My Passion for Preserving Fruit Lyta Seddig
Have you ever walked into a kitchen and discovered the delectable fragrance of marmalade, chutney, jam, or preserves cooking? Forty-some years ago I had that experience entering the kitchen of a friend, who then taught me the process which gave birth to my passion for preserving. Over the years, I have become aware of the inherent spirituality of that process.
Yesterday I stood beneath an apple tree, and was awed by the abundance of attractive apples which I could just touch and pick! I’ve had similar experiences with cherry, peach, pear, plum, and quince trees, not to mention blueberry, currant and gooseberry bushes (in Pennsylvania), grapevines, and rows of cranberries, rhubarb, and strawberries. Such varied – and beautiful -abundance of creation – gifts right there for me, my husband, daughters, and grandchildren to pick and enjoy!

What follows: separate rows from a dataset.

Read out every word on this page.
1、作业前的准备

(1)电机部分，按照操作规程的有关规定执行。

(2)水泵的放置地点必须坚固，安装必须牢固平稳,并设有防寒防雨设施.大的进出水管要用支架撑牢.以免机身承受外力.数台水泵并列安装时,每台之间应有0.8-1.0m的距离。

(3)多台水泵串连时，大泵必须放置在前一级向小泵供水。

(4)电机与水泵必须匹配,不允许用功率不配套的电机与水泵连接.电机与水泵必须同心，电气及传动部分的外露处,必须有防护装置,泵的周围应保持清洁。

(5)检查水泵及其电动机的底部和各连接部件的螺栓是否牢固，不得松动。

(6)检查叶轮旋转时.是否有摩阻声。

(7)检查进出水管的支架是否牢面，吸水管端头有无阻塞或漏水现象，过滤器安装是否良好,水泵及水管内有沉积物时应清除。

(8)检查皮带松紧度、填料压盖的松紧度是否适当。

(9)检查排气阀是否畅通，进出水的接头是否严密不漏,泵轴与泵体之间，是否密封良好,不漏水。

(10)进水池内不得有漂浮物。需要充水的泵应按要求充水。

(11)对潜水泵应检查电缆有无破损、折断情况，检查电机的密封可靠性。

As we bring our harvest into our kitchen, I consider which recipe to make, sorting through recipes from family, friends – and books. As I decide, I evoke that person or author, and silently give thanks for the recipe which means so much to me.

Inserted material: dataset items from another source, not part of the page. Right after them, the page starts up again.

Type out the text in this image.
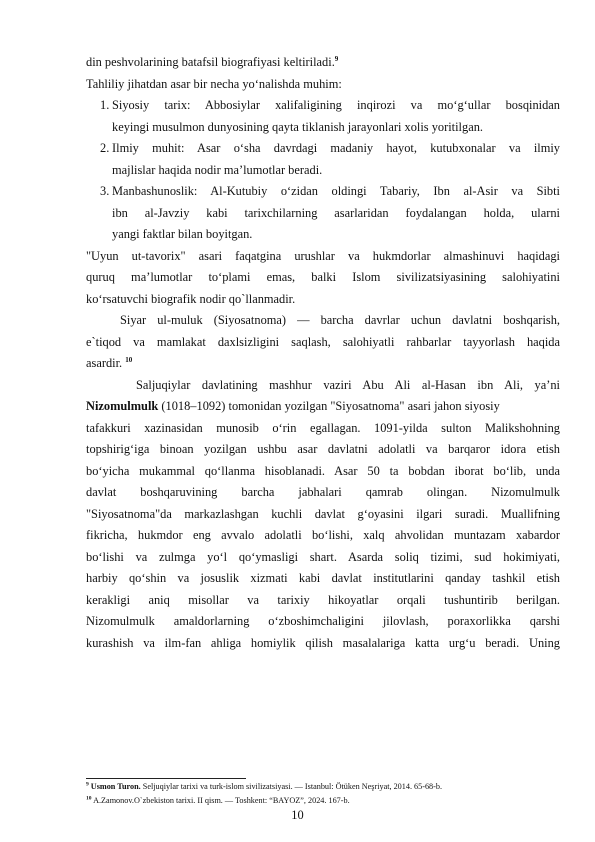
din peshvolarining batafsil biografiyasi keltiriladi.$^9$
Tahliliy jihatdan asar bir necha yo‘nalishda muhim:
1. Siyosiy tarix: Abbosiylar xalifaligining inqirozi va mo‘g‘ullar bosqinidan
keyingi musulmon dunyosining qayta tiklanish jarayonlari xolis yoritilgan.
2. Ilmiy muhit: Asar o‘sha davrdagi madaniy hayot, kutubxonalar va ilmiy
majlislar haqida nodir ma’lumotlar beradi.
3. Manbashunoslik: Al-Kutubiy o‘zidan oldingi Tabariy, Ibn al-Asir va Sibti
ibn al-Javziy kabi tarixchilarning asarlaridan foydalangan holda, ularni
yangi faktlar bilan boyitgan.
"Uyun ut-tavorix" asari faqatgina urushlar va hukmdorlar almashinuvi haqidagi
quruq ma’lumotlar to‘plami emas, balki Islom sivilizatsiyasining salohiyatini
ko‘rsatuvchi biografik nodir qo`llanmadir.
Siyar ul-muluk (Siyosatnoma) — barcha davrlar uchun davlatni boshqarish,
e`tiqod va mamlakat daxlsizligini saqlash, salohiyatli rahbarlar tayyorlash haqida
asardir. $^{10}$
Saljuqiylar davlatining mashhur vaziri Abu Ali al-Hasan ibn Ali, ya’ni
Nizomulmulk (1018–1092) tomonidan yozilgan "Siyosatnoma" asari jahon siyosiy
tafakkuri xazinasidan munosib o‘rin egallagan. 1091-yilda sulton Malikshohning
topshirig‘iga binoan yozilgan ushbu asar davlatni adolatli va barqaror idora etish
bo‘yicha mukammal qo‘llanma hisoblanadi. Asar 50 ta bobdan iborat bo‘lib, unda
davlat boshqaruvining barcha jabhalari qamrab olingan. Nizomulmulk
"Siyosatnoma"da markazlashgan kuchli davlat g‘oyasini ilgari suradi. Muallifning
fikricha, hukmdor eng avvalo adolatli bo‘lishi, xalq ahvolidan muntazam xabardor
bo‘lishi va zulmga yo‘l qo‘ymasligi shart. Asarda soliq tizimi, sud hokimiyati,
harbiy qo‘shin va josuslik xizmati kabi davlat institutlarini qanday tashkil etish
kerakligi aniq misollar va tarixiy hikoyatlar orqali tushuntirib berilgan.
Nizomulmulk amaldorlarning o‘zboshimchaligini jilovlash, poraxorlikka qarshi
kurashish va ilm-fan ahliga homiylik qilish masalalariga katta urg‘u beradi. Uning
$^9$ Usmon Turon. Seljuqiylar tarixi va turk-islom sivilizatsiyasi. — Istanbul: Ötüken Neşriyat, 2014. 65-68-b.
$^{10}$ A.Zamonov.O`zbekiston tarixi. II qism. — Toshkent: “BAYOZ”, 2024. 167-b.
10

I also pick the jars I will use: quilted crystal/jelly/antique jars, and baby food or condiment jars I have acquired over the years. If I use antique jars, I remember with love my grandmother and mother who gave them to me.
Then my husband and/or I prepare the fruit. Just cutting into the fruit and seeing the beauty of its fresh interior is a remarkable experience. As I gather the ingredients which we have bought for a particular recipe – fruit (e.g. pineapple), liquor, nuts, sugar/honey, and pectin (if needed) – I wonder if the people (refugees? immigrants? migrant workers?) who grew, harvested and/or prepared the ingredients have been well-treated. I hold them in prayer – as well as their/our government(s).
The exciting part follows: mixing the ingredients in a large pot and bringing them to a boil. This requires vigilant awareness – literally living in the present moment – stirring often to avoid anything sticking to the bottom of the pot. If the recipe has no pectin, the ingredients must cook/simmer longer, until the liquid begins to jell. Trusting that the jelling point has been reached is crucial. And, during all this cooking, the fragrance is intense and mouthwatering!
Ladling the preserves into the jars can be a bit challenging, depending on the diameter of the jar. Cleaning off the jars is often when I get the first real taste of the jam…and a sense of joyful union: taste, touch, smell, sight, and sound (my husband’s “Mmmm…”).
To seal the jams, I use the old-fashioned method of pouring paraffin over their tops, or I freeze them (if the recipe was no-cook). Then I make labels with different colored inks, and store the jams in my precious antique jelly cupboard – until the occasion arises to share them with family and friends. I love to see their responses as they read the labels, and am filled with gratitude!